In our last article, we built a kernel for the Jetson TX1. In this article, we go over an example of how to build a simple module for the ubiquitous Sony PlayStation Eye for the Jetson TX1. Looky here:


Note: If all you are looking for is a prebuilt PlayStation Eye Camera driver module for the standard Jetson TX1 dev kit, check out a version on Github available here. The Github version is for the L4T 24.2 release, kernel 3.10.96-tegra.

To load the module:

$ git clone
$ cd installPlayStationEyeTX1
$ ./

If you want to learn how to build modules, continue on.

PS3 Eye


Way back in January 2015, we covered how to build a PlayStation Eye driver module for the Jetson TK1. The PS3 Eye’s inexpensive price, relatively good performance, and the ability to mod the device to detect infrared makes the camera a favorite among DIYers. The procedure for building the driver module for the camera is the very much the same as for the Jetson TK1.

The instructions assumed that the kernel source has been installed as described in the previous article.

$ cd /usr/src/kernel
$ sudo make xconfig

This will bring up the kernel configuration editor.

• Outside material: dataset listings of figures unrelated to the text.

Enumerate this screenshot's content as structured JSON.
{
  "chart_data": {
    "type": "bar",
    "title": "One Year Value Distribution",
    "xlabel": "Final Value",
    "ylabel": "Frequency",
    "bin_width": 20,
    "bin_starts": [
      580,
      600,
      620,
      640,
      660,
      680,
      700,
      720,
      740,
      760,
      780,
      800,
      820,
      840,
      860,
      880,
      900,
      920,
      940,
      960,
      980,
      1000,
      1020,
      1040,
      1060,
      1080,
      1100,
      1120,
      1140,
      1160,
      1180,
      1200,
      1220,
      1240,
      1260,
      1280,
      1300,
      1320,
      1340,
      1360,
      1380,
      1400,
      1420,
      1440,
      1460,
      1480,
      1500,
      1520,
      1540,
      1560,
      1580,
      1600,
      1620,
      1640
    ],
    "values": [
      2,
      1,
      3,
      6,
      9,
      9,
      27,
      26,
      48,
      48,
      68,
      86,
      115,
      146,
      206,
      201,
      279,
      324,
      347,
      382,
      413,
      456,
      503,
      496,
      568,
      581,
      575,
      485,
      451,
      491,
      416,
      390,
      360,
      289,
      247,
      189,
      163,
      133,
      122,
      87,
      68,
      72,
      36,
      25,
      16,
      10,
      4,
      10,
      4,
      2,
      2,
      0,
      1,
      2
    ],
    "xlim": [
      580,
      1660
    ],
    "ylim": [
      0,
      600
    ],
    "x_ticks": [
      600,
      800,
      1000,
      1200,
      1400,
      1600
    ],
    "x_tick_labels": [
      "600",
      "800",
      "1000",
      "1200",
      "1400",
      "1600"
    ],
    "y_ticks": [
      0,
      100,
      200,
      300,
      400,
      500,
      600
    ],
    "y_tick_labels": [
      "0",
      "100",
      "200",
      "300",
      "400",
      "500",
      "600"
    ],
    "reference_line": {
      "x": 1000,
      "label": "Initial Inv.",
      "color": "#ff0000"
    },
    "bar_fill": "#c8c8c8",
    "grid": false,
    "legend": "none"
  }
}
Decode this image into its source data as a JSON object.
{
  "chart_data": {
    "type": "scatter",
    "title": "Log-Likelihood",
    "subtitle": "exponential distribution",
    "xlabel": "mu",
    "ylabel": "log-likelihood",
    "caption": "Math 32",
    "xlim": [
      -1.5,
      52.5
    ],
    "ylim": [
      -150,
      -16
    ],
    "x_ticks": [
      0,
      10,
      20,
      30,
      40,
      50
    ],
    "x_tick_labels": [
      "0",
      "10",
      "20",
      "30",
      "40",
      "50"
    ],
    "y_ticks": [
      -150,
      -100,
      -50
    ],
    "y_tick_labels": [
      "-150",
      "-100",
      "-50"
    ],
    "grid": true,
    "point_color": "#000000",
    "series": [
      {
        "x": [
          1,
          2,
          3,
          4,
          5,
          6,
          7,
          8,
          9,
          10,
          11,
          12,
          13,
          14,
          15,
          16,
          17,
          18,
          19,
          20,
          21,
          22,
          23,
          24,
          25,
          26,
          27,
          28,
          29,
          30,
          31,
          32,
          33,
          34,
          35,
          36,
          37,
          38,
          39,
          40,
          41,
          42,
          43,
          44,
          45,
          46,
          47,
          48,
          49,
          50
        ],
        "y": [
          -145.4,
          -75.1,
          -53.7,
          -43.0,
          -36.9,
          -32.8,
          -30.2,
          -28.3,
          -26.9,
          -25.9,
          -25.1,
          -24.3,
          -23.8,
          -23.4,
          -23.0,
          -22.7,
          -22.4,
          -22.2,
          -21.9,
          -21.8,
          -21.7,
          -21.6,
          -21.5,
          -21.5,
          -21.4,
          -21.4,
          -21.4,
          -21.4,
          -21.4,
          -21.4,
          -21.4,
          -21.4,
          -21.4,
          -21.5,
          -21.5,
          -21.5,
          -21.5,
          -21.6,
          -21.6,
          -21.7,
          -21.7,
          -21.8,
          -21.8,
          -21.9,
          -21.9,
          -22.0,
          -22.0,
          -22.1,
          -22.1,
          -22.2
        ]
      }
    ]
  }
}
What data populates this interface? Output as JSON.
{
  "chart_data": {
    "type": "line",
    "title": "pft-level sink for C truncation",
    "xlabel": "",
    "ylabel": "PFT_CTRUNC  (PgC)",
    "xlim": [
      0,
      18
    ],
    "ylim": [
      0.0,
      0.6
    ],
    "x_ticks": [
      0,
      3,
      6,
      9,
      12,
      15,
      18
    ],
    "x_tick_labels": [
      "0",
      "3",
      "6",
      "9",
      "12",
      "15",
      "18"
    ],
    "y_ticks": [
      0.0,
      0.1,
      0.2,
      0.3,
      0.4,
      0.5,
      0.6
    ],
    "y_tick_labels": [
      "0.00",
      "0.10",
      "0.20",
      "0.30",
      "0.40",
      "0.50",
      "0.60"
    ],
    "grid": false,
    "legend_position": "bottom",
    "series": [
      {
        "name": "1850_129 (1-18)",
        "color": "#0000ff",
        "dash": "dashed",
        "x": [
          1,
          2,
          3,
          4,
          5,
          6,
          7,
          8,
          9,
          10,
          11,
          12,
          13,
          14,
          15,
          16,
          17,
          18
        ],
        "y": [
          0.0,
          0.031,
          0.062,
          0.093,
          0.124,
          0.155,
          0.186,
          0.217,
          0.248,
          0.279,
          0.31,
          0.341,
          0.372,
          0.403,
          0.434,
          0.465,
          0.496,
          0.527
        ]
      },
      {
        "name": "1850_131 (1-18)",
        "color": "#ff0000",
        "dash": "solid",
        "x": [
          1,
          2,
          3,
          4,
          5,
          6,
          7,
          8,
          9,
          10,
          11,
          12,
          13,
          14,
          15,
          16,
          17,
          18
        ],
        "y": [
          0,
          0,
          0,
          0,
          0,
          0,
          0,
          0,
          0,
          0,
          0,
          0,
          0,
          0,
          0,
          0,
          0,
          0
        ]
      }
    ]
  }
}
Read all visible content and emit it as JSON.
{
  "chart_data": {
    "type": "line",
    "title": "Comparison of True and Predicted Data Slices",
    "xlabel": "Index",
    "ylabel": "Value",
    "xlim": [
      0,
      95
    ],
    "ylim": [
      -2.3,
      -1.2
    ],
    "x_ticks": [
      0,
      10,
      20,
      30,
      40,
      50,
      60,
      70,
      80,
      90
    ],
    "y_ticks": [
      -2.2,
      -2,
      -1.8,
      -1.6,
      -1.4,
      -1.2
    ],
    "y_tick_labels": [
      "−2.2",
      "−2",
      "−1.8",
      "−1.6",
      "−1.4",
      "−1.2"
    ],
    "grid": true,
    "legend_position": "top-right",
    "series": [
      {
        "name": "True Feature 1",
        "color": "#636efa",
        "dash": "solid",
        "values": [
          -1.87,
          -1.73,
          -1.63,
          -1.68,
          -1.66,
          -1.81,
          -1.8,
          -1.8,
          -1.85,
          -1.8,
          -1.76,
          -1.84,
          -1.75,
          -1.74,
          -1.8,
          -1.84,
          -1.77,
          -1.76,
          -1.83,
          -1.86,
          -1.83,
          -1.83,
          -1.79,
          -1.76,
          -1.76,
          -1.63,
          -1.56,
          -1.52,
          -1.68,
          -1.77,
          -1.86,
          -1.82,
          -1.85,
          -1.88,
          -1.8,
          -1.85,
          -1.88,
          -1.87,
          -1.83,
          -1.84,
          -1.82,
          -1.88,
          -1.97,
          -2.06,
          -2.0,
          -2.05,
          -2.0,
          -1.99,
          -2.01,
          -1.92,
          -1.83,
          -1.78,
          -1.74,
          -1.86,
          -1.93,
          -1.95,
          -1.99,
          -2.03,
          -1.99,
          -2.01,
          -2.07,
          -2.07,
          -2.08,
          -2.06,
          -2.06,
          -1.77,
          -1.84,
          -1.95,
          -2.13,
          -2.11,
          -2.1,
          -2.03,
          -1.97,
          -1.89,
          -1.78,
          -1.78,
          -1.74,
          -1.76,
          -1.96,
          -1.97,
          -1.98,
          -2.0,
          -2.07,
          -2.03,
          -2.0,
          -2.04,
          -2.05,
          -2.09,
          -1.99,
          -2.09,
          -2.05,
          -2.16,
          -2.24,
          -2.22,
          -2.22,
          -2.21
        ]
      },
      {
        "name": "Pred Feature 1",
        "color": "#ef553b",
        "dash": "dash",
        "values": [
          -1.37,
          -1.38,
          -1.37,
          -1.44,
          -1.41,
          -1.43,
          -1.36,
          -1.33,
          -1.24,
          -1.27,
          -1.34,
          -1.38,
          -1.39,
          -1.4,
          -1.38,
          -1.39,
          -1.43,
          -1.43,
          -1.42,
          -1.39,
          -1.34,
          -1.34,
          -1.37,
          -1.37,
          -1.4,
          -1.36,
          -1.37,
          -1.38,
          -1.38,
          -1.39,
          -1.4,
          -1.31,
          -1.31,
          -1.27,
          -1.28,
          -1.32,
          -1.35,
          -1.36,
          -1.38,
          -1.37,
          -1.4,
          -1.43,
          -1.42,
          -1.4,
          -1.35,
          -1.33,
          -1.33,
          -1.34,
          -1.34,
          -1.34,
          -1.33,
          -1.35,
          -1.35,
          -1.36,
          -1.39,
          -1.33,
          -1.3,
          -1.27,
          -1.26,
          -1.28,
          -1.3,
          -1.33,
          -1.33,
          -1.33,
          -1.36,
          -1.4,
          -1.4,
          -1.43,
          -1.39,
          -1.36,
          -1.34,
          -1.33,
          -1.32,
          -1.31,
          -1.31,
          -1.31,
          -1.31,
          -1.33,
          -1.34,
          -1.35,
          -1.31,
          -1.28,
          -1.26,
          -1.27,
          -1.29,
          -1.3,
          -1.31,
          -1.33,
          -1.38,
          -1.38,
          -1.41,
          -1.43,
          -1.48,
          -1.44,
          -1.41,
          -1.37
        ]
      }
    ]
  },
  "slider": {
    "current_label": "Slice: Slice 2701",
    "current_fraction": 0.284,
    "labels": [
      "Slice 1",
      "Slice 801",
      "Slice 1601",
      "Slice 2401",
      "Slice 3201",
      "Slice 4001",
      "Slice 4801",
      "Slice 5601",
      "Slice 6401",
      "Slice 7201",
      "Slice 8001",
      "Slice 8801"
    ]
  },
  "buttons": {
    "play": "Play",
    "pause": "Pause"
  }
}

Here’s the path to enable building the camera device driver module:

Device Drivers -> Multimedia Support -> Media USB Adapters -> GSPCA based Webcams. Scroll down to OV534 OV772x USB Camera Drive

Make sure to save the kernel configuration. Next, prepare the modules, and then build them:

$ sudo make modules_prepare
$ sudo make modules SUBDIRS=drivers/media/usb/gspca

Once the module is built, it’s time to copy it over to the appropriate /lib/modules directory:

$ sudo cp /usr/src/kernel/drivers/media/video/gspca/gspca_ov534.ko /lib/modules/$(uname -r)/kernel/drivers/media/usb/gspca/

You can then insert the module:

$ sudo depmod -a
$ cd /lib/modules/$(uname -r)/kernel/drivers/media/usb/gspca/
$ sudo insmod gspca_ov534.ko

At this point, you should be good to go!

Note: If the insert module gives you an error, it main be because gspca_main is not inserted. gspca_main should be listed when you run:

$ lsmod

If gspca_main is not listed:

$ sudo insmod gspca_main.ko
$ sudo insmod gspca_ov534.ko

Running lsmod again should show both gspca_main and gspca_ov534 loaded.

Some shortcuts

Instead of copying the driver, you can run:

$ sudo make modules_install

Note that this will install all of the modules, and might cause issues.

Also, rebooting the system once the driver has been copied to the correct location should result in the driver being loaded, and mean that you don’t have to run the insmod command.


Hopefully by this point, you have an idea of how to build the kernel and auxiliary modules on the Jetson TX1. This is not an all inclusive description, but just a sample to get started.